У Марухи не было оснований доверять Дамарис больше, чем Монаху или другим охранникам. Но и совсем никому не верить тоже вряд ли было разумно: в той ситуации, в которой они оказались, могло произойти что угодно. Хотя будь Марина жива, их, наверное, не лишали бы возможности послушать новости… Или от них скрывают что-то другое, еще более ужасное?
В разгоряченном воображении Марухи мелькали разные картины, вплоть до самых фантастических. Она старалась скрывать свою тревогу от Беатрис, боясь, что та не выдержит правды. Но на самом деле Беатрис это не грозило.

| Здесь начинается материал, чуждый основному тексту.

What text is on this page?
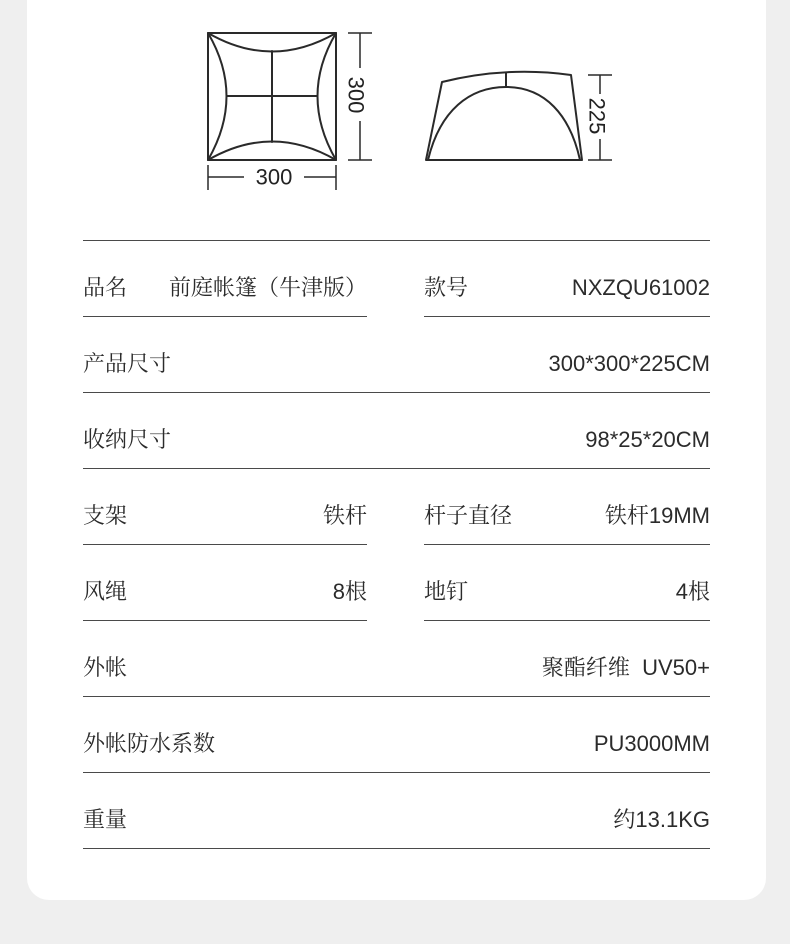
300
300
225
品名 前庭帐篷（牛津版）	款号	NXZQU61002
产品尺寸	300*300*225CM
收纳尺寸	98*25*20CM
支架	铁杆	杆子直径	铁杆19MM
风绳	8根	地钉	4根
外帐	聚酯纤维  UV50+
外帐防水系数	PU3000MM
重量	约13.1KG
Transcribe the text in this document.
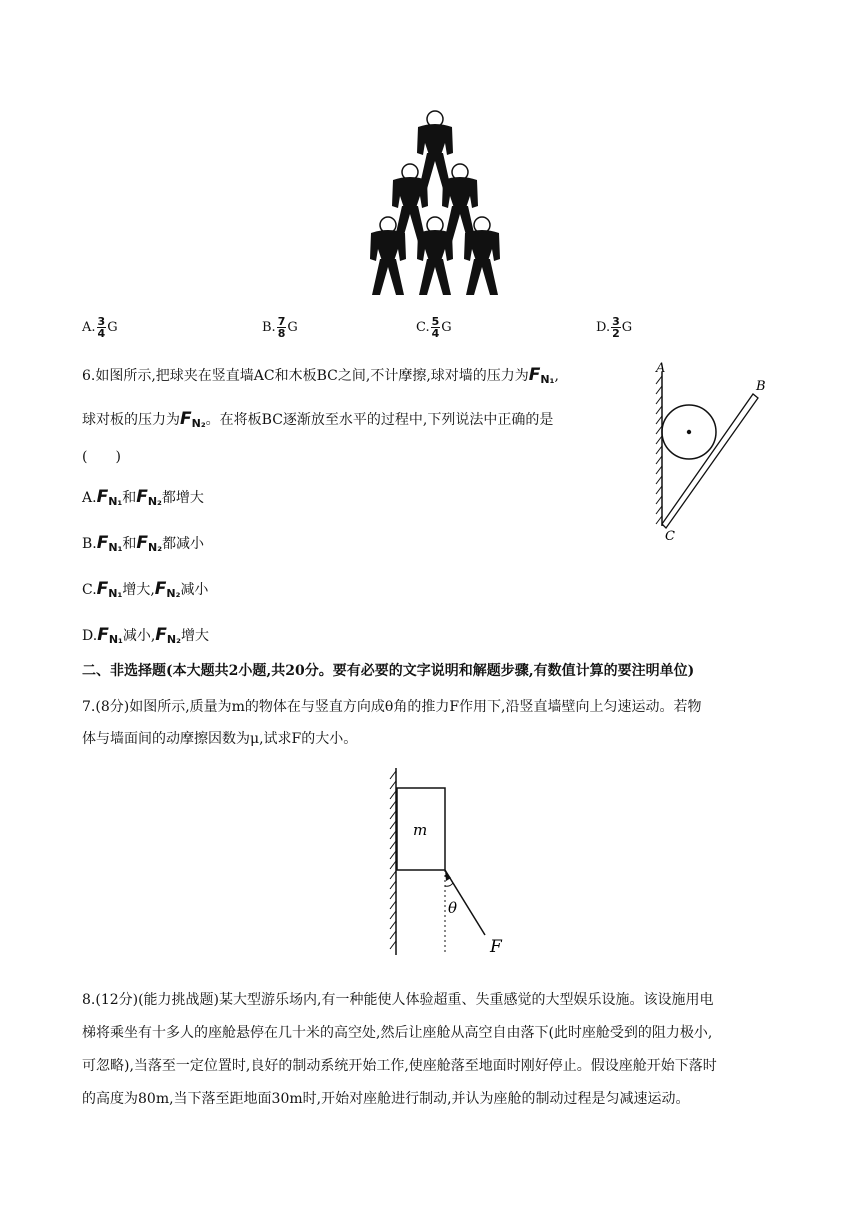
A. $\frac{3}{4}$ G	B. $\frac{7}{8}$ G	C. $\frac{5}{4}$ G	D. $\frac{3}{2}$ G
6.如图所示,把球夹在竖直墙AC和木板BC之间,不计摩擦,球对墙的压力为$F_{N_1}$,
球对板的压力为$F_{N_2}$。在将板BC逐渐放至水平的过程中,下列说法中正确的是
(　　)
$A.F_{N_1}$和$F_{N_2}$都增大
$B.F_{N_1}$和$F_{N_2}$都减小
$C.F_{N_1}$增大$,F_{N_2}$减小
$D.F_{N_1}$减小$,F_{N_2}$增大
A
B
C
二、非选择题(本大题共2小题,共20分。要有必要的文字说明和解题步骤,有数值计算的要注明单位)
7.(8分)如图所示,质量为m的物体在与竖直方向成θ角的推力F作用下,沿竖直墙壁向上匀速运动。若物
体与墙面间的动摩擦因数为μ,试求F的大小。
m
θ
F
8.(12分)(能力挑战题)某大型游乐场内,有一种能使人体验超重、失重感觉的大型娱乐设施。该设施用电
梯将乘坐有十多人的座舱悬停在几十米的高空处,然后让座舱从高空自由落下(此时座舱受到的阻力极小,
可忽略),当落至一定位置时,良好的制动系统开始工作,使座舱落至地面时刚好停止。假设座舱开始下落时
的高度为80m,当下落至距地面30m时,开始对座舱进行制动,并认为座舱的制动过程是匀减速运动。
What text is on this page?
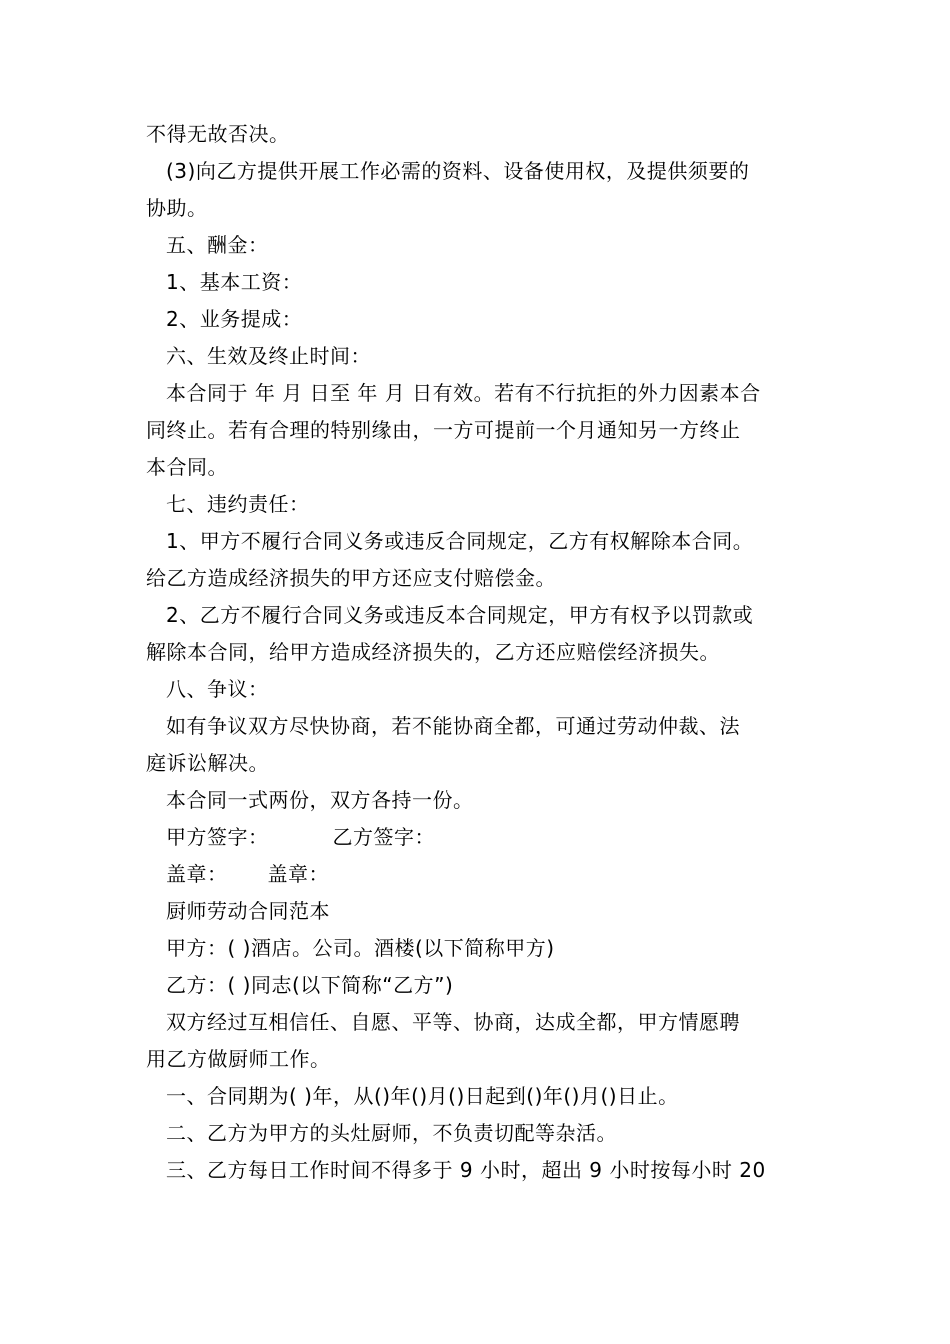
不得无故否决。
(3)向乙方提供开展工作必需的资料、设备使用权，及提供须要的
协助。
五、酬金：
1、基本工资：
2、业务提成：
六、生效及终止时间：
本合同于 年 月 日至 年 月 日有效。若有不行抗拒的外力因素本合
同终止。若有合理的特别缘由，一方可提前一个月通知另一方终止
本合同。
七、违约责任：
1、甲方不履行合同义务或违反合同规定，乙方有权解除本合同。
给乙方造成经济损失的甲方还应支付赔偿金。
2、乙方不履行合同义务或违反本合同规定，甲方有权予以罚款或
解除本合同，给甲方造成经济损失的，乙方还应赔偿经济损失。
八、争议：
如有争议双方尽快协商，若不能协商全都，可通过劳动仲裁、法
庭诉讼解决。
本合同一式两份，双方各持一份。
甲方签字：	乙方签字：
盖章： 盖章：
厨师劳动合同范本
甲方：( )酒店。公司。酒楼(以下简称甲方)
乙方：( )同志(以下简称“乙方”)
双方经过互相信任、自愿、平等、协商，达成全都，甲方情愿聘
用乙方做厨师工作。
一、合同期为( )年，从()年()月()日起到()年()月()日止。
二、乙方为甲方的头灶厨师，不负责切配等杂活。
三、乙方每日工作时间不得多于 9 小时，超出 9 小时按每小时 20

Она даже мысли не допускала о том, что Марину могли убить. Сны, которые ей тогда снились, тоже настраивали ее на безмятежный лад. То брат Альберто, которого она видела отчетливо, как наяву, подробно докладывал об усилиях, которые он предпринимает для их освобождения, говорил, что все будет хорошо, надо только чуточку потерпеть – и они окажутся на свободе. То отец приносил успокоительное известие, что с кредитными карточками, которые она забыла в сумке, ничего не случилось. Эти видения были настолько реальными, что Беатрис сама не могла определить, где сон, а где явь.
В те дни Маруху и Беатрис стерег семнадцатилетний парень по прозвищу Пророк Иона. Он имел обыкновение с семи утра включать гнусавый магнитофон и слушать музыку. Любимые песни он включал на полную громкость и наслаждался ими до полного одурения, подпевая что было мочи:
Сучья жизнь у меня,
Сучья, собачья.
Ну зачем же, зачем,
Ввязался в это я?!
В спокойную минуту Иона любил побеседовать с Беатрис о своей семье. Но никогда не договаривал до конца, а лишь загадочно вздыхал:
– Если б вы знали, кто мой отец!
Ответа они так и не узнали, и нераскрытая тайна, – как и многие другие тайны, в которых не посвящали их охранники, – придавала обстановке, в которой жили заложницы, еще больше фантасмагоричности.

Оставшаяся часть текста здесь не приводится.